Il senso che sfugge: così, dalle prime pagine di questo libro, viene definito l’olfatto. Se infatti abbiamo a disposizione il lessico e i codici sufficienti per descrivere quello che vediamo, tocchiamo e assaporiamo, lo stesso non vale per quello che annusiamo. È partendo da questa “evanescenza” che Paola Bottai – naso e créateur parfumeur, nonché narratrice di odori – ci accompagna in un viaggio ricco di curiosità, storia della civiltà e della moda, ricordi personali, strategie di marketing e tutto quello che ruota attorno al senso più personale ed emotivo di cui disponiamo: perché se è vero che non esiste un catalogo universale per raccontare gli odori, è altrettanto vero che la memoria olfattiva è in grado di superare quella visiva e di riportare a galla emozioni e ricordi nascosti. Paola racconta come la sua sia stata una vera e propria vocazione sin da bambina, già naso “fin troppo attento”, e sensibile. Ci offre poi un excursus sulla storia dei profumi – dall’antichità al secolo scorso – che ci fa capire come siano sempre stati connessi alla ritualità e ai costumi sociali. Ci fa entrare nel suo processo creativo, che parte dalla ricerca costante di materie prime e dall’osservazione curiosa di tutto ciò che la circonda e la stimola.

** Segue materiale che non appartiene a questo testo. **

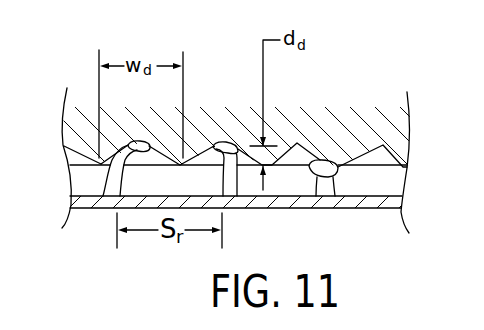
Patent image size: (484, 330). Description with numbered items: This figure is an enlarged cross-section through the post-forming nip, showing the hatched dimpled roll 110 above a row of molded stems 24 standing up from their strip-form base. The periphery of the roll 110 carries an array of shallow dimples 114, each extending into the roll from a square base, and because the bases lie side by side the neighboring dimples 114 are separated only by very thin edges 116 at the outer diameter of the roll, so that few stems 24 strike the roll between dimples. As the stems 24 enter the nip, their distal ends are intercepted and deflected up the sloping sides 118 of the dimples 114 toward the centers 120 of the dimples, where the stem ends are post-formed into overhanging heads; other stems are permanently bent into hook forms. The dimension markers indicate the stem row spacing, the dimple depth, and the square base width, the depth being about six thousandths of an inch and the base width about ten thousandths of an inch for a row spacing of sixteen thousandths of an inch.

The dimpled roll 110 is at (75, 166).
The thin edges 116 is at (100, 163).
The dimples 114 is at (296, 142).
The centers of the dimples 120 is at (382, 144).
The sides of the dimples 118 is at (240, 194).
The stems 24 is at (222, 178).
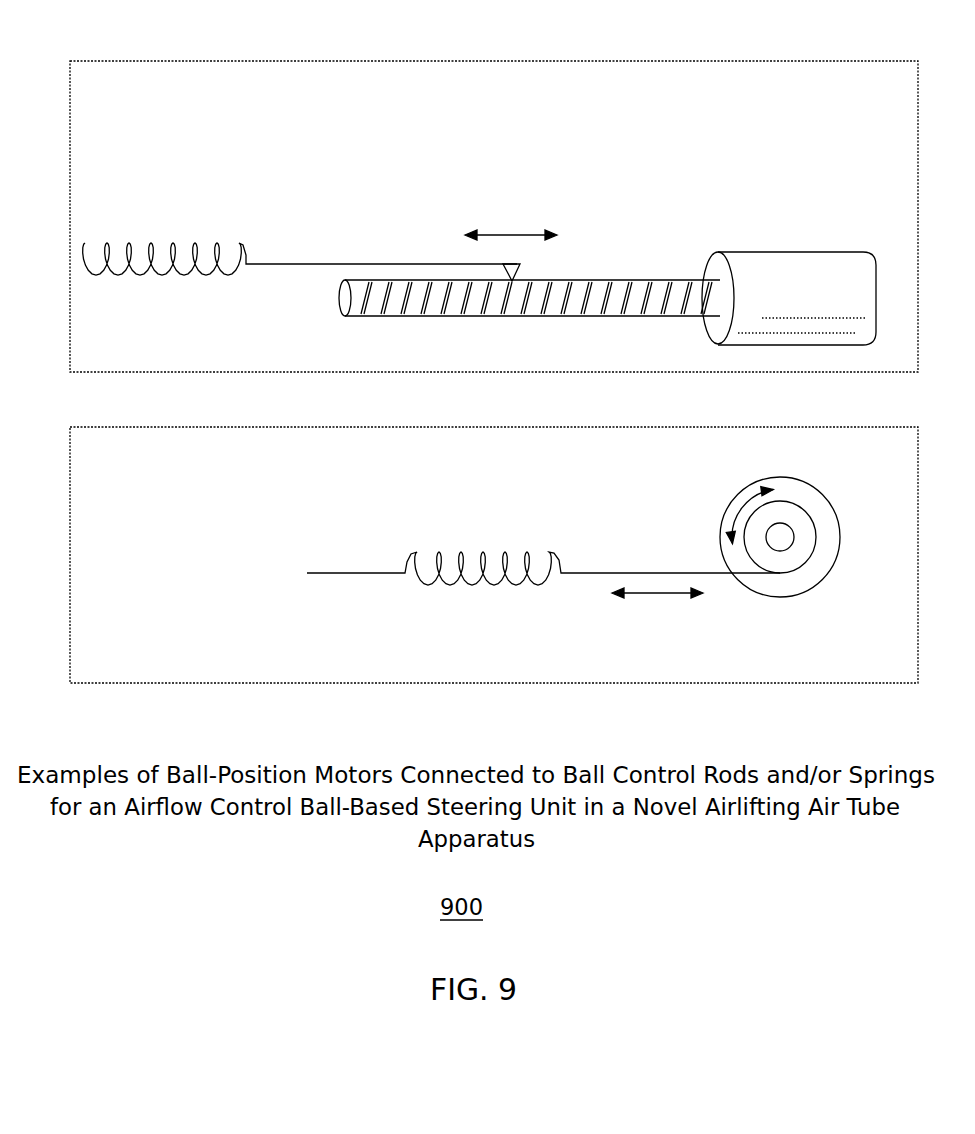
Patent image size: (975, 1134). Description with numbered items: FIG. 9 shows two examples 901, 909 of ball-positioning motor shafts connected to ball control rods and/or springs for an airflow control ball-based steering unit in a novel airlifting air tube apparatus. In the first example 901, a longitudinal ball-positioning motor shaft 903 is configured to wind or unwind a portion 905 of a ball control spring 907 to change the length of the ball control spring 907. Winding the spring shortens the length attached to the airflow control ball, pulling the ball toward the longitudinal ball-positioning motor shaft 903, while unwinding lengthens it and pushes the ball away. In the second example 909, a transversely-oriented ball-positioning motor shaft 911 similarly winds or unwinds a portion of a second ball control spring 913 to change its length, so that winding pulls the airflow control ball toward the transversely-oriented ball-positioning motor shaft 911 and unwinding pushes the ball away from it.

The first example 901 is at (105, 61).
The longitudinal ball-positioning motor shaft 903 is at (789, 298).
The portion of ball control spring 905 is at (586, 262).
The ball control spring 907 is at (254, 226).
The second example 909 is at (107, 427).
The transversely-oriented ball-positioning motor shaft 911 is at (818, 605).
The second ball control spring 913 is at (554, 535).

Ci racconta l’estro dei grandi nasi della storia e i capricci di chi li ha ispirati. Ci dà tanti consigli su come si sceglie e si acquista consapevolmente, come si conserva e come si “vive” un profumo. Ci apre la sua preziosa e personalissima collezione di profumi, piena di memorie personali e di chicche sulla creazione delle essenze e sul design dei flaconi. Profumi è una lettura appassionante e vivace, come lo è la voce dell’autrice in queste pagine e sui suoi canali social, che introduce i lettori a un’educazione olfattiva e ci dischiude un mondo ricco di emozioni, associazioni e memorie.